Saturday, March 31, 2012

Signature-less Detection That Works

There was a period of time not long ago in which signature-based threat detection was cutting-edge. Antivirus, intrusion detection systems (IDS), data leakage prevention (DLP), content filtering and even anomaly detection systems (ADS) all continue to rely heavily upon static signatures. In recent years vendors have shied away from discussing their dependence on such signatures – instead extolling supplemental “non-signature-based” detection technologies.

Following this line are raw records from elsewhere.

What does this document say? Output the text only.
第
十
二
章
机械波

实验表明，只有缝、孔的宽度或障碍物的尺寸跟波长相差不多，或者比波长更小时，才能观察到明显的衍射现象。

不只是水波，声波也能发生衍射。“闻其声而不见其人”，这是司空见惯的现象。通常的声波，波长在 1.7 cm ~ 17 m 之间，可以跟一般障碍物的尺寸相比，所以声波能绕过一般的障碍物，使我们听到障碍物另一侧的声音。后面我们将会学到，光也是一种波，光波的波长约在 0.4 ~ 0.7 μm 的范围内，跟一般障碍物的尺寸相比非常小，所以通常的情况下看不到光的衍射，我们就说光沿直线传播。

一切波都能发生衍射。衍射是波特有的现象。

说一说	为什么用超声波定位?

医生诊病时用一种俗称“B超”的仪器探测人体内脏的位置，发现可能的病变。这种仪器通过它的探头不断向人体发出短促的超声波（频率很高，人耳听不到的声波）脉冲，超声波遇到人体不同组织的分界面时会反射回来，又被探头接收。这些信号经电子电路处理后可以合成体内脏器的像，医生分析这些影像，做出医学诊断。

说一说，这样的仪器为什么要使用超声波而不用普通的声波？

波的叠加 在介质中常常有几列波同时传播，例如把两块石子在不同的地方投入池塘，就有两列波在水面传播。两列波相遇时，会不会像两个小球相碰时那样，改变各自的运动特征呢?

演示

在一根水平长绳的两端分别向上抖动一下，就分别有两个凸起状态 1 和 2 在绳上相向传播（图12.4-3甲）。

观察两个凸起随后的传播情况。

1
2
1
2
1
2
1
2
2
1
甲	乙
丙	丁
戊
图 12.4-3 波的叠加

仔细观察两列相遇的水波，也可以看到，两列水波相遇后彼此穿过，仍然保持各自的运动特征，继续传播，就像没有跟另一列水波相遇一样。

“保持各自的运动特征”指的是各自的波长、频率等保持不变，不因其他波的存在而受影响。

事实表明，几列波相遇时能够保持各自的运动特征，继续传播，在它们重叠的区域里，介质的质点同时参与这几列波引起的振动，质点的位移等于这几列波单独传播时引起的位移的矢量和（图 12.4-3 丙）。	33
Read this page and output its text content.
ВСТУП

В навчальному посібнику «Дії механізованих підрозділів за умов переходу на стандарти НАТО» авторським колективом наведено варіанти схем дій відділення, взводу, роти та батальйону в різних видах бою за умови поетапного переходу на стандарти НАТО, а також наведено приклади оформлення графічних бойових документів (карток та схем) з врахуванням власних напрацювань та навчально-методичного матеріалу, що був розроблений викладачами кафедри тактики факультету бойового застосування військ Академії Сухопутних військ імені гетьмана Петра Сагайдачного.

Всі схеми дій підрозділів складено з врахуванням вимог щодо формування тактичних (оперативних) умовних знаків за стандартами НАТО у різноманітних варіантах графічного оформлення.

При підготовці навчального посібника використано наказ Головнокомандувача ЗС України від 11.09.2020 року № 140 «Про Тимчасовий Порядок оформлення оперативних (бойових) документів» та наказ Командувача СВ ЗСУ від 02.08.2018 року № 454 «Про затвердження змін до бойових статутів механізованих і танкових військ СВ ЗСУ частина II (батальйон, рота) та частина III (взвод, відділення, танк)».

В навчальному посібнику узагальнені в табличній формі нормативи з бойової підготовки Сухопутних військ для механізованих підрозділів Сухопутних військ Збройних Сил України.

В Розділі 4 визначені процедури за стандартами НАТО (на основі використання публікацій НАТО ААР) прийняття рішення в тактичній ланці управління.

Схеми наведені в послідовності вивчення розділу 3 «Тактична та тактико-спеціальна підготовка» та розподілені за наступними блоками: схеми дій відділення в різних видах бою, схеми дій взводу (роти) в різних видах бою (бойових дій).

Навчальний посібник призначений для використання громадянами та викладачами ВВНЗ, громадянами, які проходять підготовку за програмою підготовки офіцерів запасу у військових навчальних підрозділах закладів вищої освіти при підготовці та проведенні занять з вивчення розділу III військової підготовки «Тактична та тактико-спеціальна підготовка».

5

In most cases these “non-signature-based” detection technologies appear to be largely a marketing ploy rather than some kind of new innovative solution; consider it a redefinition of what the dictionary would ordinarily define as a “signature” to overcome the inhibitions or bias of potential product purchasers. For example, if you define a signature as a single basic regular expression, then a threshold-based alerting policy could be considered a “non-signature” alternative.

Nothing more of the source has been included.